BarataNews.id, Moskow – Pemerintah Rusia menyatakan kemarahan atas laporan media Amerika Serikat yang menyebut Presiden Vladimir Putin menekan Iran untuk menerima kesepakatan nuklir dengan AS tanpa hak pengayaan uranium. Moskow mengecam tuduhan tersebut sebagai bentuk fitnah dan pencemaran nama baik terhadap pemimpinnya.
Pernyataan itu disampaikan Kementerian Luar Negeri Rusia pada Minggu (13/7), merespons artikel media AS Axios yang mengutip tiga sumber anonim. Dalam laporan itu, disebutkan bahwa Putin mendorong Iran menerima kesepakatan nuklir yang dirancang AS, dengan syarat Iran tidak boleh lagi memperkaya uranium—sebuah poin sensitif dalam sengketa nuklir yang telah berlangsung lama.

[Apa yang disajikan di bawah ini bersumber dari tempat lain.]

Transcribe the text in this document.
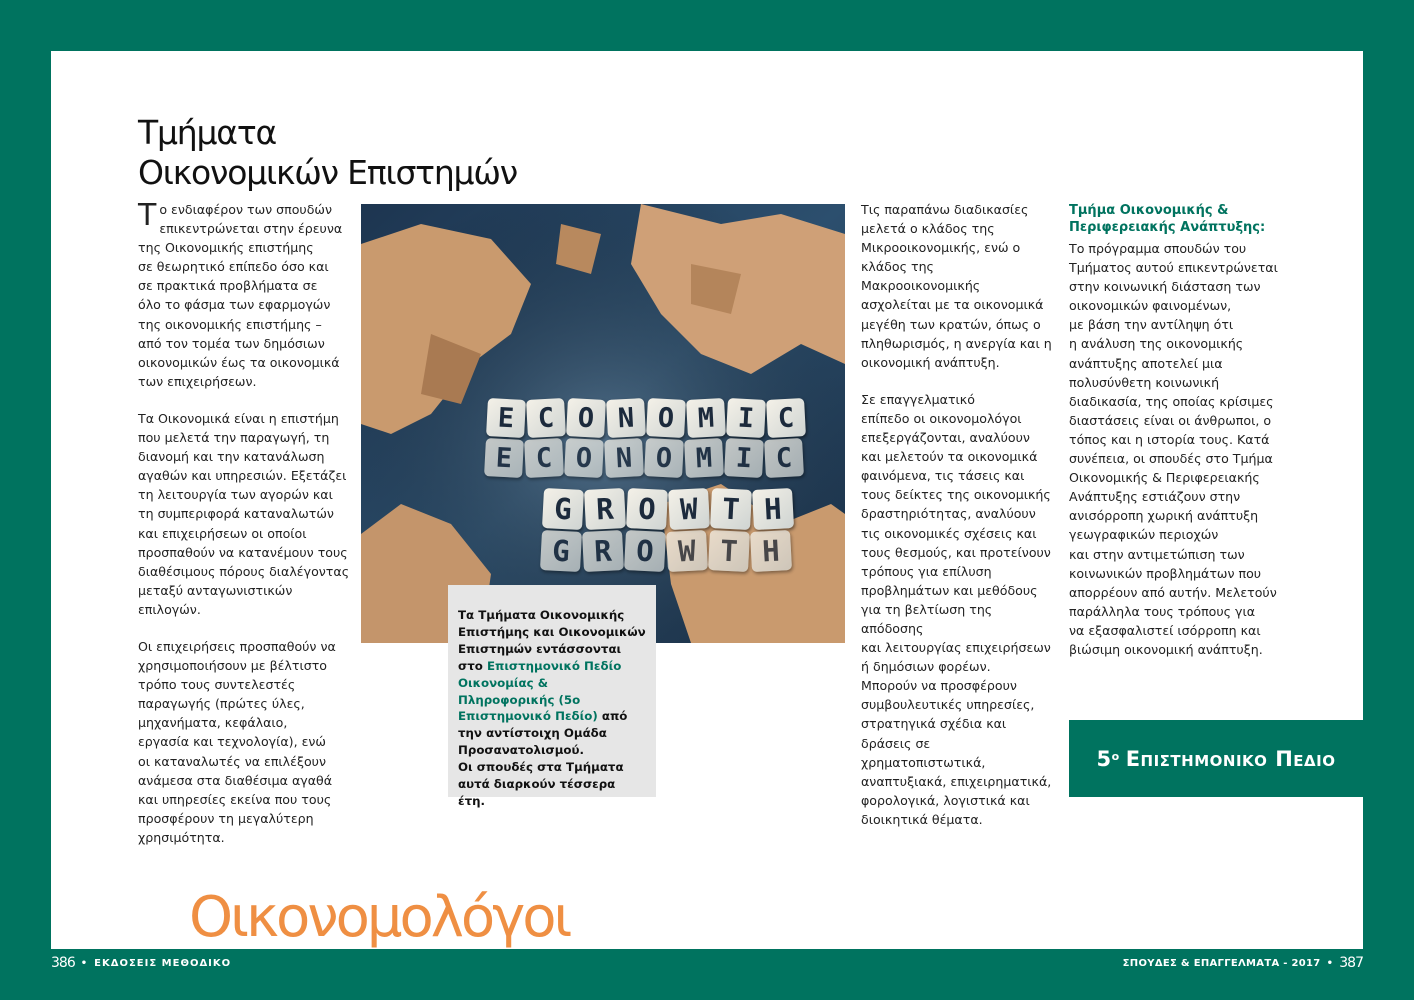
Τμήματα
Οικονομικών Επιστημών

Το ενδιαφέρον των σπουδών
επικεντρώνεται στην έρευνα
της Οικονομικής επιστήμης
σε θεωρητικό επίπεδο όσο και
σε πρακτικά προβλήματα σε
όλο το φάσμα των εφαρμογών
της οικονομικής επιστήμης –
από τον τομέα των δημόσιων
οικονομικών έως τα οικονομικά
των επιχειρήσεων.

Τα Οικονομικά είναι η επιστήμη
που μελετά την παραγωγή, τη
διανομή και την κατανάλωση
αγαθών και υπηρεσιών. Εξετάζει
τη λειτουργία των αγορών και
τη συμπεριφορά καταναλωτών
και επιχειρήσεων οι οποίοι
προσπαθούν να κατανέμουν τους
διαθέσιμους πόρους διαλέγοντας
μεταξύ ανταγωνιστικών
επιλογών.

Οι επιχειρήσεις προσπαθούν να
χρησιμοποιήσουν με βέλτιστο
τρόπο τους συντελεστές
παραγωγής (πρώτες ύλες,
μηχανήματα, κεφάλαιο,
εργασία και τεχνολογία), ενώ
οι καταναλωτές να επιλέξουν
ανάμεσα στα διαθέσιμα αγαθά
και υπηρεσίες εκείνα που τους
προσφέρουν τη μεγαλύτερη
χρησιμότητα.

E C O N O M I C
E C O N O M I C
G R O W T H
G R O W T H
Τα Τμήματα Οικονομικής Επιστήμης και Οικονομικών Επιστημών εντάσσονται στο Επιστημονικό Πεδίο Οικονομίας & Πληροφορικής (5ο Επιστημονικό Πεδίο) από την αντίστοιχη Ομάδα Προσανατολισμού.
Οι σπουδές στα Τμήματα αυτά διαρκούν τέσσερα έτη.

Τις παραπάνω διαδικασίες
μελετά ο κλάδος της
Μικροοικονομικής, ενώ ο
κλάδος της Μακροοικονομικής
ασχολείται με τα οικονομικά
μεγέθη των κρατών, όπως ο
πληθωρισμός, η ανεργία και η
οικονομική ανάπτυξη.

Σε επαγγελματικό
επίπεδο οι οικονομολόγοι
επεξεργάζονται, αναλύουν
και μελετούν τα οικονομικά
φαινόμενα, τις τάσεις και
τους δείκτες της οικονομικής
δραστηριότητας, αναλύουν
τις οικονομικές σχέσεις και
τους θεσμούς, και προτείνουν
τρόπους για επίλυση
προβλημάτων και μεθόδους
για τη βελτίωση της απόδοσης
και λειτουργίας επιχειρήσεων
ή δημόσιων φορέων.
Μπορούν να προσφέρουν
συμβουλευτικές υπηρεσίες,
στρατηγικά σχέδια και
δράσεις σε χρηματοπιστωτικά,
αναπτυξιακά, επιχειρηματικά,
φορολογικά, λογιστικά και
διοικητικά θέματα.

Τμήμα Οικονομικής &
Περιφερειακής Ανάπτυξης:

Το πρόγραμμα σπουδών του
Τμήματος αυτού επικεντρώνεται
στην κοινωνική διάσταση των
οικονομικών φαινομένων,
με βάση την αντίληψη ότι
η ανάλυση της οικονομικής
ανάπτυξης αποτελεί μια
πολυσύνθετη κοινωνική
διαδικασία, της οποίας κρίσιμες
διαστάσεις είναι οι άνθρωποι, ο
τόπος και η ιστορία τους. Κατά
συνέπεια, οι σπουδές στο Τμήμα
Οικονομικής & Περιφερειακής
Ανάπτυξης εστιάζουν στην
ανισόρροπη χωρική ανάπτυξη
γεωγραφικών περιοχών
και στην αντιμετώπιση των
κοινωνικών προβλημάτων που
απορρέουν από αυτήν. Μελετούν
παράλληλα τους τρόπους για
να εξασφαλιστεί ισόρροπη και
βιώσιμη οικονομική ανάπτυξη.

$5^o$ Επιστημονικο Πεδιο
Οικονομολόγοι
386 • ΕΚΔΟΣΕΙΣ ΜΕΘΟΔΙΚΟ	ΣΠΟΥΔΕΣ & ΕΠΑΓΓΕΛΜΑΤΑ - 2017 • 387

“Artikel tersebut tampaknya merupakan kampanye pencemaran nama baik politik baru yang bertujuan memperburuk ketegangan seputar program nuklir Iran,” tegas pernyataan resmi dari Kemenlu Rusia, dilansir AFP.
Iran Juga Bantah Tekanan dari Rusia
Tidak hanya Rusia, Iran melalui kantor berita Tasnim juga membantah menerima tekanan dari Presiden Putin. Teheran menyatakan tidak pernah ada pesan semacam itu dan tetap teguh mempertahankan haknya dalam program nuklir sipil.
Selama ini, Iran berulang kali membantah tuduhan Barat dan Israel yang menyebutnya tengah mengembangkan senjata nuklir. Pemerintah Iran menegaskan bahwa program nuklirnya hanya untuk tujuan damai, dan menyebut hak pengayaan uranium sebagai “tidak dapat dinegosiasikan”.
Kritik Tajam terhadap Media Barat
Pemerintah Rusia juga melontarkan kritik pedas terhadap media-media Barat, yang disebutnya sebagai alat elite politik tertentu. Dalam pernyataannya, Kemenlu Rusia menggambarkan Axios sebagai “toilet tank” karena dinilai kerap menyebarkan disinformasi yang berorientasi provokatif.
Kemarahan Moskow dipicu oleh dugaan bahwa laporan tersebut muncul di tengah situasi geopolitik yang memanas, pasca serangan militer Israel terhadap Iran yang berlangsung 12 hari sejak 13 Juni lalu. Serangan ini bahkan membuat proses negosiasi nuklir antara Teheran dan Washington yang dimulai pada April, kembali terhenti.
Ketegangan Memuncak Pasca Serangan AS ke Fasilitas Nuklir Iran
Situasi diperparah ketika pada 22 Juni, militer AS menggempur situs pengayaan uranium bawah tanah milik Iran di Fordow, Isfahan, dan Natanz. Dampak dari serangan ini belum sepenuhnya terungkap, tetapi dikhawatirkan akan memicu ketegangan baru di kawasan.
Meski dikenal sebagai sekutu dekat Teheran, Moskow tidak selalu mendukung semua langkah Iran secara terbuka. Rusia secara konsisten menyuarakan solusi damai dalam krisis nuklir ini dan menawarkan diri sebagai mediator dalam perundingan antara Iran dan kekuatan global lainnya.
Di sisi lain, dalam beberapa bulan terakhir, hubungan antara Putin dan Presiden AS Donald Trump dikabarkan makin akrab. Hal ini memunculkan spekulasi bahwa Rusia tengah mencari posisi strategis di antara dua kekuatan yang saling berseteru.